Praxishinweise für Arbeitgeber
- Stellenausschreibungen AGG-konform gestalten: Die beste Vorbeugung gegen Diskriminierungsklagen ist eine diskriminierungsfreie Stellenausschreibung. Verwenden Sie stets geschlechtsneutrale Bezeichnungen bzw. den Zusatz (m/w/d). Begriffe wie „Sekretärin“ allein sind tabu – sie suggerieren, dass nur Frauen erwünscht seien. Solche Formfehler können bereits einen Entschädigungsanspruch auslösen, selbst wenn Sie letztlich niemanden einstellen. Achten Sie auch auf Formulierungen zu Alter, Herkunft, Religion, Behinderung etc., damit Sie alle Bewerber chancengleich ansprechen.

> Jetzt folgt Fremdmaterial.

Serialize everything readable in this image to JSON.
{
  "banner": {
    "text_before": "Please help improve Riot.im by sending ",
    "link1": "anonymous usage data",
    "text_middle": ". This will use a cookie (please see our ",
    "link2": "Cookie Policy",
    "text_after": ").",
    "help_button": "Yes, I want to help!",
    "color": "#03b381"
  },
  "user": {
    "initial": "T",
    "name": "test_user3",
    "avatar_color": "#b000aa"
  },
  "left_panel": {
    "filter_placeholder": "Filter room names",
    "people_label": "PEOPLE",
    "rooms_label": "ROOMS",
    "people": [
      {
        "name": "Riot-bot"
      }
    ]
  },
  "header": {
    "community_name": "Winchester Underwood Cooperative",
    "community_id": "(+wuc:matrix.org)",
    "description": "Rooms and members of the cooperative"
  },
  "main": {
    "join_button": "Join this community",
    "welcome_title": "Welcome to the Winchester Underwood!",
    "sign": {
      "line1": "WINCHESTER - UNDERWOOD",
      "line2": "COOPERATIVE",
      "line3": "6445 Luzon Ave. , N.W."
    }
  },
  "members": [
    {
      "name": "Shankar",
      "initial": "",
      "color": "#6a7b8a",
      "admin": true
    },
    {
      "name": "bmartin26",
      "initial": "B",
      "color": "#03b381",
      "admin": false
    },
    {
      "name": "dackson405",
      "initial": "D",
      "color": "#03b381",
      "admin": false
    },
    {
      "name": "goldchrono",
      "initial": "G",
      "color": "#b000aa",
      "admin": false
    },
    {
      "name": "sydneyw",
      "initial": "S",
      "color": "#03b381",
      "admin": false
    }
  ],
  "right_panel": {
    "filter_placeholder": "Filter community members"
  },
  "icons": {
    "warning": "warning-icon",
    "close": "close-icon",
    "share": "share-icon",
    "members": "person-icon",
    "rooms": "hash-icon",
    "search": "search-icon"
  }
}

- Auswahlentscheidung dokumentieren: Treffen Sie Personalentscheidungen nach Eignung, Befähigung und fachlicher Leistung. Wenn Sie einen Bewerber ablehnen, sollten sachliche Gründe vorliegen (fehlende Qualifikation, Erfahrung, kulturelle Passung zum Unternehmen ohne Diskriminierung). Dokumentieren Sie diese Kriterien intern. Im Streitfall können Sie so leichter darlegen, dass nicht ein AGG-Merkmal der Grund für die Absage war, sondern legitime Anforderungen. Zwar trägt grundsätzlich der Bewerber die Beweislast für Diskriminierungsindizien – doch wenn etwa eine Formulierung im Stelleninserat bereits ein Indiz liefert, stehen Sie schnell unter Rechtfertigungsdruck. Eine saubere Dokumentation hilft, Missverständnisse auszuräumen.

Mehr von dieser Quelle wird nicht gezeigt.